Publication year - 1991
Publication title -
histopathology
Language(s) - English
Resource type - Journals
SCImago Journal Rank - 1.626
H-Index - 124
eISSN - 1365-2559
pISSN - 0309-0167
DOI - 10.1111/j.1365-2559.1991.tb00889.x
Subject(s) - medicine , pathogenesis , thyroid , autoantibody , thyroiditis , pathology , anti thyroid autoantibodies , disease , immunology , antibody
We describe 13 cases of inflammatory lesion of breast lobules in young and middle‐aged women, presenting as breast lumps, with, in five cases, associated breast pain. The patient with the most florid bilateral disease subsequently developed Hashimoto's thyroiditis. This prompted us to consider an autoimmune pathogenesis for all the breast lesions.
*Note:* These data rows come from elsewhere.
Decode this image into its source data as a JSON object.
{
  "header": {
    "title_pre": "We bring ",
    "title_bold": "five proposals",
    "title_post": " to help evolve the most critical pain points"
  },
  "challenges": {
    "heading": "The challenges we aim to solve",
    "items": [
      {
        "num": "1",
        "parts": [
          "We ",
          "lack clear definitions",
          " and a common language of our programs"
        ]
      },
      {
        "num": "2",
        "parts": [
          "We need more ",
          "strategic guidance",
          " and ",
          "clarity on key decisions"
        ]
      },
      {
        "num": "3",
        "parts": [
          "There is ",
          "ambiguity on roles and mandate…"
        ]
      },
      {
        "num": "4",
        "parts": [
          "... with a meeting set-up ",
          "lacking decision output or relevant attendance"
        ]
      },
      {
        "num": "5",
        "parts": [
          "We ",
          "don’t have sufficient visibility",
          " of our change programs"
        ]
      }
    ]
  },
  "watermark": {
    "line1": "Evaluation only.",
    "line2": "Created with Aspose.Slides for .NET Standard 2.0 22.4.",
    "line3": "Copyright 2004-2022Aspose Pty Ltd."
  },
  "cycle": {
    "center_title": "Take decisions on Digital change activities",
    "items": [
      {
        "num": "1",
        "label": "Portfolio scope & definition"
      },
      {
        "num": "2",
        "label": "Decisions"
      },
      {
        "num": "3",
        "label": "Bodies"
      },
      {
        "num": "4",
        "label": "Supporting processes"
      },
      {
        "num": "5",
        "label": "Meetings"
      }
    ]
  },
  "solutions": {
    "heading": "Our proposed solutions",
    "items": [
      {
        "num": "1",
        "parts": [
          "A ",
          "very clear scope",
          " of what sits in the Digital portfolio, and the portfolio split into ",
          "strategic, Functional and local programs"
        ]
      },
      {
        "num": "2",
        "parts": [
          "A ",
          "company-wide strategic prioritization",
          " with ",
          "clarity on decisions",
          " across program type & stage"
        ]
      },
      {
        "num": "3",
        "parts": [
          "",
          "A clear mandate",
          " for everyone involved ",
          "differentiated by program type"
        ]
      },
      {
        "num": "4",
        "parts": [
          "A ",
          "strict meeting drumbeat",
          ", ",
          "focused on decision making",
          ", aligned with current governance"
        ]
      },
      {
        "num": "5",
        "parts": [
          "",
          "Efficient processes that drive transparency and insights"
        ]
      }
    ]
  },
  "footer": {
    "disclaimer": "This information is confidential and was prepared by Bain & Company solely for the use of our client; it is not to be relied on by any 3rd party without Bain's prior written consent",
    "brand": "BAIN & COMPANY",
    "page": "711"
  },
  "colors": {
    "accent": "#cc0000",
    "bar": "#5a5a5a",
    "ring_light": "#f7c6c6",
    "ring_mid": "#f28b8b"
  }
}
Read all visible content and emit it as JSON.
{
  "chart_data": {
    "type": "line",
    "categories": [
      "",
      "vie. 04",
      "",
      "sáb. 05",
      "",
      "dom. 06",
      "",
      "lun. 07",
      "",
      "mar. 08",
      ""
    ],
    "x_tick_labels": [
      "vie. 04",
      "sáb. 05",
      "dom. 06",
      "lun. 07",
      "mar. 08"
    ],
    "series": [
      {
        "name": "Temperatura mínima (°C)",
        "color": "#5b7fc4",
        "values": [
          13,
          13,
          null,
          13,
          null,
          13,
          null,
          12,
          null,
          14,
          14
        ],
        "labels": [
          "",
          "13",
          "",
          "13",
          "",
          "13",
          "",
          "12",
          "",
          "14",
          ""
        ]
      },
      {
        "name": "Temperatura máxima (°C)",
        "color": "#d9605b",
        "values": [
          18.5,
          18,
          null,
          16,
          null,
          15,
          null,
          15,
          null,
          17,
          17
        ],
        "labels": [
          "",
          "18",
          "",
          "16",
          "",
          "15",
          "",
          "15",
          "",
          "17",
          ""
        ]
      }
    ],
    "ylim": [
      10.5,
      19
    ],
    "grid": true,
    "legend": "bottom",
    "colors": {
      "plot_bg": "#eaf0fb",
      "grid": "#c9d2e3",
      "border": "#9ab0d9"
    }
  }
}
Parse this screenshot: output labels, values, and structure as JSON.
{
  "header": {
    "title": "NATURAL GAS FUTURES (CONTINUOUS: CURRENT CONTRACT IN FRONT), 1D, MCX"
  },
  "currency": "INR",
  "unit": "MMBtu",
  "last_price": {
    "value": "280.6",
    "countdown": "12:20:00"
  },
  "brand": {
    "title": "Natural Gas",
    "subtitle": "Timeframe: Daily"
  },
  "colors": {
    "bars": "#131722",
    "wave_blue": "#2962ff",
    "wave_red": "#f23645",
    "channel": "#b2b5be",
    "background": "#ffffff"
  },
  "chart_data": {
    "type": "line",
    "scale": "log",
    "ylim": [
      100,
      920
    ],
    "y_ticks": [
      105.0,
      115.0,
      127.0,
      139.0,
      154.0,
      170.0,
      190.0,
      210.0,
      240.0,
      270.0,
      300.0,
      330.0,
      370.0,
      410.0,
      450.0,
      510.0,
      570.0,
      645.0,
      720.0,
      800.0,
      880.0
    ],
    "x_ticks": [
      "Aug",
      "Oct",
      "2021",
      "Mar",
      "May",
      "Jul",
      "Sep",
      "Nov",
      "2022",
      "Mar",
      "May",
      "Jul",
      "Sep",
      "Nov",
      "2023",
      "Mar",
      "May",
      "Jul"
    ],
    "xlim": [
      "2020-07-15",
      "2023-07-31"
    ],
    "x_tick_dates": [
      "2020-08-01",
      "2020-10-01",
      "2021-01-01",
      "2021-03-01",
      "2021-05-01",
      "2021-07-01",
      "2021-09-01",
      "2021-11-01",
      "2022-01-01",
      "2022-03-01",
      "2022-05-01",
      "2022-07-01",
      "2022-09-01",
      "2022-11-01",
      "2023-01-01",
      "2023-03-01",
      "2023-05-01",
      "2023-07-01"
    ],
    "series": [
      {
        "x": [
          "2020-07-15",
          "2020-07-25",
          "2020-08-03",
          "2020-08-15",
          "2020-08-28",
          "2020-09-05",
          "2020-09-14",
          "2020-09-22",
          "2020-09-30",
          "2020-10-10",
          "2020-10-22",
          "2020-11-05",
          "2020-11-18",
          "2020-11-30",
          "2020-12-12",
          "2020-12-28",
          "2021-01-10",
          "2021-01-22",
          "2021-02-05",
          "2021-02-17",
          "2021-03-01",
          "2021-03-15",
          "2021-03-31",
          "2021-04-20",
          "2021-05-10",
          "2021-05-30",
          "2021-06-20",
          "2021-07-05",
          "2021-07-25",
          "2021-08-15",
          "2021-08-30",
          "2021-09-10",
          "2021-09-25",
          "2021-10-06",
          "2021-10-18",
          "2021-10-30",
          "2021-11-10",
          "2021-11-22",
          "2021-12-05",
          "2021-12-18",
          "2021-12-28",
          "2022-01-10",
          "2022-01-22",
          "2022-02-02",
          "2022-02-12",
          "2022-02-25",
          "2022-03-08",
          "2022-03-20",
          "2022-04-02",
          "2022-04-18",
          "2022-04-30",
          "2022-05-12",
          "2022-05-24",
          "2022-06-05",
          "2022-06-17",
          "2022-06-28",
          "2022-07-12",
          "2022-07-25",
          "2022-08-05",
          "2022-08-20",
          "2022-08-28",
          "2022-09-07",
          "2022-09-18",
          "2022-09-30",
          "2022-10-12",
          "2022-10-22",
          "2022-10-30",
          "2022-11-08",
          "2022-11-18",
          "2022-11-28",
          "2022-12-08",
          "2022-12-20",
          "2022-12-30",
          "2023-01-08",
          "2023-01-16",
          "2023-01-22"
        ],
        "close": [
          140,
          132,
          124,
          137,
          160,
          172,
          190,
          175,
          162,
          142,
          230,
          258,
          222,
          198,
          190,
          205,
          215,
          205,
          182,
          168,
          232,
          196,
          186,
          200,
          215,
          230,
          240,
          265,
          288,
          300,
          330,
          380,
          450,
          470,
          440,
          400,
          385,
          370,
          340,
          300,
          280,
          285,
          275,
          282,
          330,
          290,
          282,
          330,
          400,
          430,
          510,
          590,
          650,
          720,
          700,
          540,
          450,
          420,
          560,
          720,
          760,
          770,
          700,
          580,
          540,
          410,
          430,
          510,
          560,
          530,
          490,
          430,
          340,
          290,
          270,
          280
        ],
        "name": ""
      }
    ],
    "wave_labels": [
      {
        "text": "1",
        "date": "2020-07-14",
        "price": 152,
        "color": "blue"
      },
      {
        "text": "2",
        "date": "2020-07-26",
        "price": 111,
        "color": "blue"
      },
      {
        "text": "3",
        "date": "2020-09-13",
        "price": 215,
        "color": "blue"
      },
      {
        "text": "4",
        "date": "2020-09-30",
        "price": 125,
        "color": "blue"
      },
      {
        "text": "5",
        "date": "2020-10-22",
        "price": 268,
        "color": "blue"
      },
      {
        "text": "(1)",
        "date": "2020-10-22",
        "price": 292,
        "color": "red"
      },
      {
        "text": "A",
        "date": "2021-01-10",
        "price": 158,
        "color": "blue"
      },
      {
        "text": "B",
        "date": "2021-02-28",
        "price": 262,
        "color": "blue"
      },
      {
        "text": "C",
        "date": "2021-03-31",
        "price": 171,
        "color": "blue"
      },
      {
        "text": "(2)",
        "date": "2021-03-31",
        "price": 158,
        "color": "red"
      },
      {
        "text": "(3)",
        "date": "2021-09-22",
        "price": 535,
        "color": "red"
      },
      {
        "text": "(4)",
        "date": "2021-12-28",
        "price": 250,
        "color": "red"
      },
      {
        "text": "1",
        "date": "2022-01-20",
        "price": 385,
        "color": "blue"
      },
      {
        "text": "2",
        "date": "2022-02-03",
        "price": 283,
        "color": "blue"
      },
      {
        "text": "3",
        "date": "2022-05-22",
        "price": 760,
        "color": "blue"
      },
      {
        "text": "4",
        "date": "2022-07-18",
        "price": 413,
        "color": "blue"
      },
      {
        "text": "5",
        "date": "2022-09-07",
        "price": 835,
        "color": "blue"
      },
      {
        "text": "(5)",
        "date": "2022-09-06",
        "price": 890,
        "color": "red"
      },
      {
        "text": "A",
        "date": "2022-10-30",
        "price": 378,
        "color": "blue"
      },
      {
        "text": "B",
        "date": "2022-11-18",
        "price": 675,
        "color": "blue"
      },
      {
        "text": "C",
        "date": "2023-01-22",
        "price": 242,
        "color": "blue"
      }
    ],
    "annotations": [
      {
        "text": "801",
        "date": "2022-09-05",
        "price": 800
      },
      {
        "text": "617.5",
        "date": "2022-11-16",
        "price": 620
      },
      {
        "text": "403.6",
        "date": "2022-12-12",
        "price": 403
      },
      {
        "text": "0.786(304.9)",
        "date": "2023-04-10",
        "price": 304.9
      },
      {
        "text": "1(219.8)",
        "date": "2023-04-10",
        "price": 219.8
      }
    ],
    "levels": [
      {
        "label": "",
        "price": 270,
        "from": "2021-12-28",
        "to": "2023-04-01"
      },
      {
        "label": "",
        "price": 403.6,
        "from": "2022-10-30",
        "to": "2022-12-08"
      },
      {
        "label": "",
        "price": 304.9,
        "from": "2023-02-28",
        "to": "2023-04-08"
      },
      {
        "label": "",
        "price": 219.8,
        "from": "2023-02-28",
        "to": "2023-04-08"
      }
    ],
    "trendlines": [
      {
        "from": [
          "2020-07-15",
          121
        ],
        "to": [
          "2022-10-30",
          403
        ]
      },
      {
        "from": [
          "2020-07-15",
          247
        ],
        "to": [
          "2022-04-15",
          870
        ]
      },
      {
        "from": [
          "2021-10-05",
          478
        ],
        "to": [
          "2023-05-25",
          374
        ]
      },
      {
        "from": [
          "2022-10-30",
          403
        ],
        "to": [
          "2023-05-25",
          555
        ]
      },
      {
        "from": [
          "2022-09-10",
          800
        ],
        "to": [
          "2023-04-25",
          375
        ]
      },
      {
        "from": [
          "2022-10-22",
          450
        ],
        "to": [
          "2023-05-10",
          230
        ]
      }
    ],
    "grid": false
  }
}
We confirm a previously documented association of such breast lesions with diabetes mellitus and review the evidence for a possible HLA association. Increased HLA‐DR expression by breast epithelial cells was observed in cases available for study. Of the seven patients screened for circulating autoantibodies, three had none, one had smooth muscle antibodies, one parietal cell, one parietal cell and thyroid microsomal, and the seventh had the thyroid autoantibodies expected in Hashimoto's disease. Five of seven patients whose HLA‐status was determined were HLA‐DR or 5 positive, either singly or in combination. Immunophenotypic analysis of the mammary lymphoid infiltrate showed that the majority of infiltrating lymphocytes were B‐cells.